The issue is obvious: for the final decade EA has choked out alternatives for flexibility and shock hits. Reporting on EA—from its mandate that BioWare to transform its in-development Dragon Age sequel into an internet multiplayer sport, to Anthem‘s troubled improvement cycle, to the subsequent Battlefield sport has proven a repeating sample: EA tasking groups not skilled in particular genres with making blockbuster do-or-die video games with little plan for long-term help.
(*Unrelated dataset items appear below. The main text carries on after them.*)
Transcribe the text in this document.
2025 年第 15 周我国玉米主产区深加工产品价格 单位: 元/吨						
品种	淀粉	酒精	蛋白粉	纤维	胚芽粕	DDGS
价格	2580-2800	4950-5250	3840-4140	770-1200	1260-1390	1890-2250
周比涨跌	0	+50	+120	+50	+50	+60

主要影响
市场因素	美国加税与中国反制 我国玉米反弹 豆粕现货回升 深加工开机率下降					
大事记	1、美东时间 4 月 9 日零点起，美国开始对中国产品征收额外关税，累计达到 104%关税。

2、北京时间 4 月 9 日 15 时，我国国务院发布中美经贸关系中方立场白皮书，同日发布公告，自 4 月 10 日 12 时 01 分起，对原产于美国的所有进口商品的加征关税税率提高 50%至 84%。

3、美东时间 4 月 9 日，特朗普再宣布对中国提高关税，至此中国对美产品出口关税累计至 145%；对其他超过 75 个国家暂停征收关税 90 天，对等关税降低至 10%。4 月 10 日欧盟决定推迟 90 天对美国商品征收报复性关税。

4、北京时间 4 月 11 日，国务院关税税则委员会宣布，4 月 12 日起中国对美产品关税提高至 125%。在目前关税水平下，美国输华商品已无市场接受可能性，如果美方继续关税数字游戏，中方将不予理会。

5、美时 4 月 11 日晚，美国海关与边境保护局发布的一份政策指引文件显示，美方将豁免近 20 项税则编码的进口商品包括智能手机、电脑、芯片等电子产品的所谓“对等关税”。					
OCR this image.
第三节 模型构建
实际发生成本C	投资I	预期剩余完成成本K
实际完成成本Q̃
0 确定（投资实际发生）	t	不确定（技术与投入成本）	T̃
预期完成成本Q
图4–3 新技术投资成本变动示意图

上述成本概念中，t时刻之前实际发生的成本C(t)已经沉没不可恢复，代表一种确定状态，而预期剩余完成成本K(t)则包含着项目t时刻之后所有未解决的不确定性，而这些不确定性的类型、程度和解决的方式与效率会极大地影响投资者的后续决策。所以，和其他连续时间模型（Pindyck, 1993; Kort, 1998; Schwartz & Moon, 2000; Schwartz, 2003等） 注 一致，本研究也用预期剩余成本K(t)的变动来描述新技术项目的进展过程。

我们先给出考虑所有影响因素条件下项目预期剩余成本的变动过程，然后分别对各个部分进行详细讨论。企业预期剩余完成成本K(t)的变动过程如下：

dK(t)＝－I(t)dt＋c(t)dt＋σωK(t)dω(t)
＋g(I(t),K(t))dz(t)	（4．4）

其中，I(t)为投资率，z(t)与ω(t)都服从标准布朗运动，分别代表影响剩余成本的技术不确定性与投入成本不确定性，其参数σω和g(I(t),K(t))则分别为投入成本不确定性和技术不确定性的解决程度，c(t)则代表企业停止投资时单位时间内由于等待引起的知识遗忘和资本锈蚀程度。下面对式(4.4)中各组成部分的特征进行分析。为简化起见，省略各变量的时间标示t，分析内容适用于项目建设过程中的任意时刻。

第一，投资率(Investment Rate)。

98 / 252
This downside is made apparent by the studios not compelled solely into these meat grinders. EA Motive turned out Star Wars Squadrons and the remake of Useless Area with simply three years between them whereas additionally juggling help on initiatives like the subsequent Battlefield single-player marketing campaign. (And Battlefront II‘s single-player marketing campaign!) Its in-development Iron Man Sport appears protected for the second, however CEO Andrew Wilson’s repeated insistence that the corporate is transferring away from licensed video games (and the corporate’s cancelling of a Black Panther sport and shutting down developer Cliffhanger Video games) place an ever-increasing quantity of stress on that sport to do nicely.

BioWare Austin saved Star Wars: The Outdated Republic buzzing alongside (even when it by no means hitting the highs of different MMORPGs like World of Warcraft or Closing Fantasy XIV), constructing a deep data base for dwell companies and on-line video games the studio might have tapped into. But then EA moved improvement of that sport to exterior studio Broadsword.

In the meantime, Wilson lately famous Apex Legend’s income is “declining“, whereas PUBG Battlegrounds and Fortnite proceed to hum alongside. “We do consider there shall be a time the place we have to do a extra significant replace of Apex as a broad sport expertise,” he mentioned—however solely saying that may happen after the launch of the subsequent Battlefield sport. That “replace” shall be tougher to make given what number of builders at Respawn Leisure the corporate’s laid off this yr.

EA’s whole enterprise mannequin has calcified—purely pursuing new large finances megahits in an period the place yesterday’s large finances megahits are nonetheless topping the charts. For some other firm, tens of hundreds of gamers spontaneously bursting into your 8-year-old sport would ship builders and group managers into motion to do one thing—something—to have a good time their enthusiasm.

However at EA, it appears if it does not drive progress, it isn’t price even a single submit on social media.